April 9th NEW SHOOTS
In the garden and about the yard, the day lily shoots and tulips are up as well as the iris and rhubarb. These are easy to recognize, and of course they are right where I planted them in the first place, so it's not as much of a guessing game as it is with their wild counterparts.

But these too, the unidentifiable green shoots down at the creek, are also beginning to take shape and are now unmistakable. Among the fragile grasses, fiddleheads and matted bluet leaves, the false hellebore stands out like a giant among dwarfs. Often mistaken from a distance for skunk cabbage, perhaps because of its huge size and creekside manner, the false hellebore looks in fact nothing at all like skunk cabbage.

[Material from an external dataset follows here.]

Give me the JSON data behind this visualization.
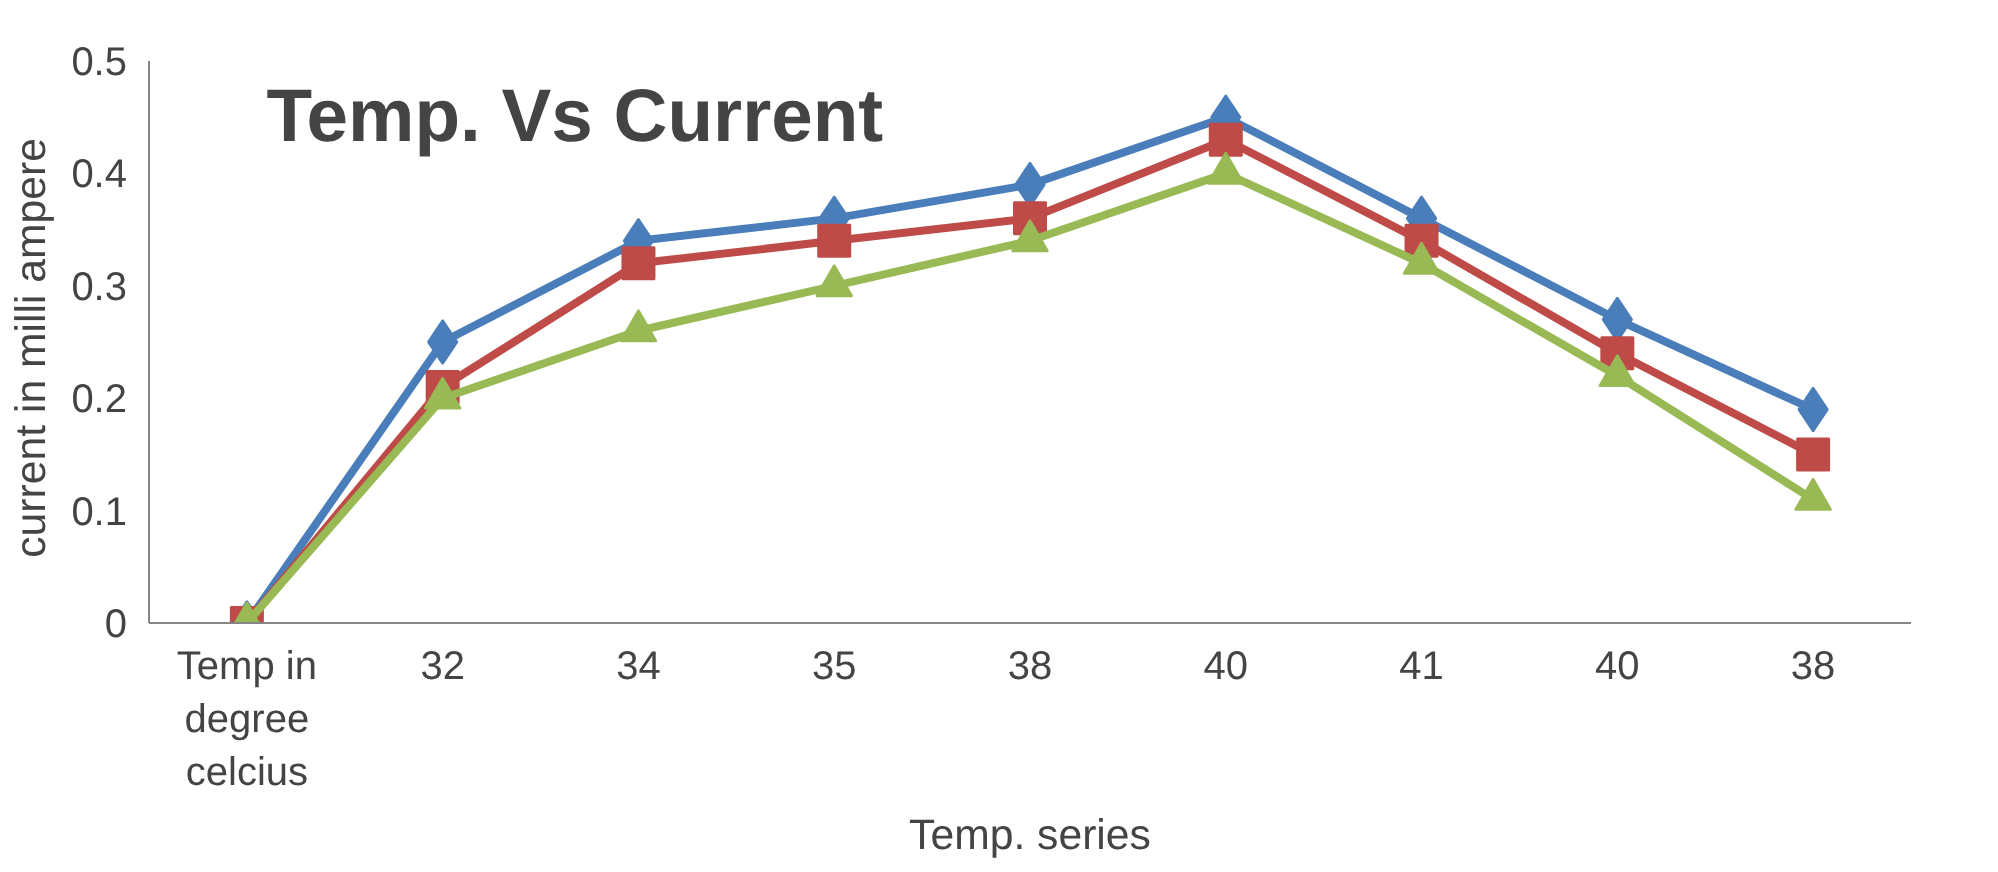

False hellebore (Veratrum virde) is a member of the lily family, and like most members of the lily family its leaves are parallel veined, not at all cabbage like. The false hellebore will eventually grow to a height of up to eight feet tall including its flower stalk, which is a couple feet itself. The shoots pictured here are about a foot tall, and grew that tall in a little over a week's time. It's a fast grower and will soon crowd the creek bank. But for now I can still make my way in between them, being careful not to step on the wild oats or anemones sprouting up in between. All parts of this plant are poisonous if eaten, so it is important not to confuse it with the skunk cabbage.

Skunk cabbage (Symplocarpus foetidus) belongs to an entirely different family, the arum family, and is related to jack-in-the-pulpit and other plants with the strange flower arrangement of a spike (spadix) covered with a hood (spathe). Skunk cabbage's hooded flower spike pokes its fat round head out of the snow in February or March. Once pollinated, the cabbage-like leaves appear and grow to be quite large by the time the hellebore shoots come up. Skunk cabbage never attains the height of the hellebore, however. The whole plant has a skunk-like odor, but even so, it is said to be edible, the offensive odor being washed away in a couple of changes of cooking water. This is one wild food I've never tried.